This message was printed on the back of his personal business card, and on the bronze plaque with Duke's statue at Kuhio Beach in Waikiki.

Duke was most at home in Hawaii, among his family and friends and close to the ocean he loved. He spoke Hawaiian, he loved hula and he embodied Hawaii's spirit of aloha.

“He was concerned about everybody, especially the guys who were working the beach. He knew it wasn't easy, that you had to have a special type of talent," said former Waikiki beachboy George Downing.

"Mahope a’ole wala’ua," Duke would say. "After, Don’t talk keep it in your heart."

"Out of the water I am nothing"
— Duke

Waterman with enormous charm, good humor and musical genius

"The ocean was such a familiar, friendly environment for him. He was no more afraid of what might happen to him at sea than you or I would be of getting hit by a car crossing the street. The ocean was his home." Recalled Kenneth Brown, a prominent part-Hawaiian who sailed the turbulent inter-island channels with Duke

"His values came from the sea. He walked through a Western world, but he was always essentially Hawaiian. And because of the simplicity and purity of that value system, money was never that important to him."
— Kenneth Brown

"He had an inner tranquillity. It was as if he knew something we didn’t know. He had a tremendous amount of simple integrity. Unassailable integrity. You rarely meet people who don’t have some persona they assume, to cope with things. But Duke was completely transparent. No phoniness. People could say to you that Duke was simple, the bugga must be dumb! No way. That’s an easy way of explaining that. Duke was totally without guile. He knew a lot of things. He just knew ‘em."
— Kenneth Brown

He set a good example. He didn’t drink or smoke and if he did get into a fight, it was after being hassled, and even then he would not punch, preferring to slap, instead. He seldom raised his voice. He used his eyes to communicate what he didn’t vocalize.

For decades he served as a Honolulu city greeter and escort. Babe Ruth, Shirley Temple, Mickey Rooney, Groucho Marx, Prince Edward, Arthur Godfrey, and President Kennedy all were met and squired by Kahanamoku when visiting Hawaii, and all were touched by his gracious, playful, definitive aloha style.
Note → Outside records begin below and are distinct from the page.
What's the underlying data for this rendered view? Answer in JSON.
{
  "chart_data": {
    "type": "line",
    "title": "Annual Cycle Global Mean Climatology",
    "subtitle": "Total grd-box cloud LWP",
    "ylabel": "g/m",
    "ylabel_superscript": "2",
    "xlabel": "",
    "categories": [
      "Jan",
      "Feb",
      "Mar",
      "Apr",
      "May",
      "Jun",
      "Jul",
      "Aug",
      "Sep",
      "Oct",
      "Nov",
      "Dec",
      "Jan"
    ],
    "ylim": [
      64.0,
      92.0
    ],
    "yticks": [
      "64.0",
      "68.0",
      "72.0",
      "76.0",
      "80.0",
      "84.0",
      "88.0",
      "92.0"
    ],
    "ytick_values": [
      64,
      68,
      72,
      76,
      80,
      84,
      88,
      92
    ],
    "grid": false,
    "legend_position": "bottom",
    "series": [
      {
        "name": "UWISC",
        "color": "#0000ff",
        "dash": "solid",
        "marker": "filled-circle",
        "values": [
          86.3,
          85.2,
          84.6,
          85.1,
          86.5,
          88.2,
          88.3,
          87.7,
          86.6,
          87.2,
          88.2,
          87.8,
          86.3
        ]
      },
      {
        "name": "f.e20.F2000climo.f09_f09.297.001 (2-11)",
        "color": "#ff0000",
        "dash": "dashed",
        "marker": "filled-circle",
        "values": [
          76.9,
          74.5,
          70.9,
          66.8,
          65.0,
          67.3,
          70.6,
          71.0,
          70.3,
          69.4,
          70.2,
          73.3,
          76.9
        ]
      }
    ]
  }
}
When the British Queen Mother arrived in Honolulu in 1966, she accepted a flower lei from the white-haired surfer as Hawaiian music played in the background, and moments later the two began an impromptu hula."

"Long before his days as a competitive athlete were over," Timmons wrote, "Duke stepped gratefully into the role of being Hawaii’s unofficial ambassador. Whenever there was a famous person in town a movie star, a king, or the President, Duke would always take him for an outrigger canoe ride."

Rabbit Kekai talking about learning the finer points of paddling from Duke: "He taught me how to get the inside lane when we paddle. He’s smart and he taught me a lot of different moves so when you turn, the inside guy don’t get by, like the racetrack. The outside guy gotta swing wide, by the time you swing wide, you are left behind. That old man was smart. He knew all the angles and everything. From outside you get a shorter distance to cut in. So I did that on him, I pulled his own trick! I turned inside and I had the run going inside. When he came out wide. I beat him by half a boat." "Well, that day when I went up and got the trophy and brought my crew up," Rabbit answered, "all six Kahanamoku brothers lined up and shook my hand

Up until 1950, when he turned sixty, he was Waikiki’s best canoe steersman.

Kahanamoku exemplified sportsmanship and kindness, to the point of even encouraging those competing against him. “This bloke, this old guy, he taught me how to beat him,” said Johnny Weissmuller in 1951. He competed against Kahanamoku, then 34, at the 1924 Olympics and went on to fame as the best-known movie Tarzan. He later recounted Kahanmoku’s words on the Olympic starting block: ”The most important thing in this race is to get the American flag up there three times.” That year, Weissmuller took the gold, Kahanamoku the silver, and Duke’s bother, Sam, the bronze.

"He represented the image of 'aloha,' " says Steve Pezman, publisher of Surfer's Journal magazine, explaining that "aloha" stands for the spirit of kindness and sharing for which Hawaiians are known. "He traveled the world and introduced that concept to other cultures. He was in many ways pure of heart a very simple, loving person who had this huge bunch of charisma that became commodified by everyone around him."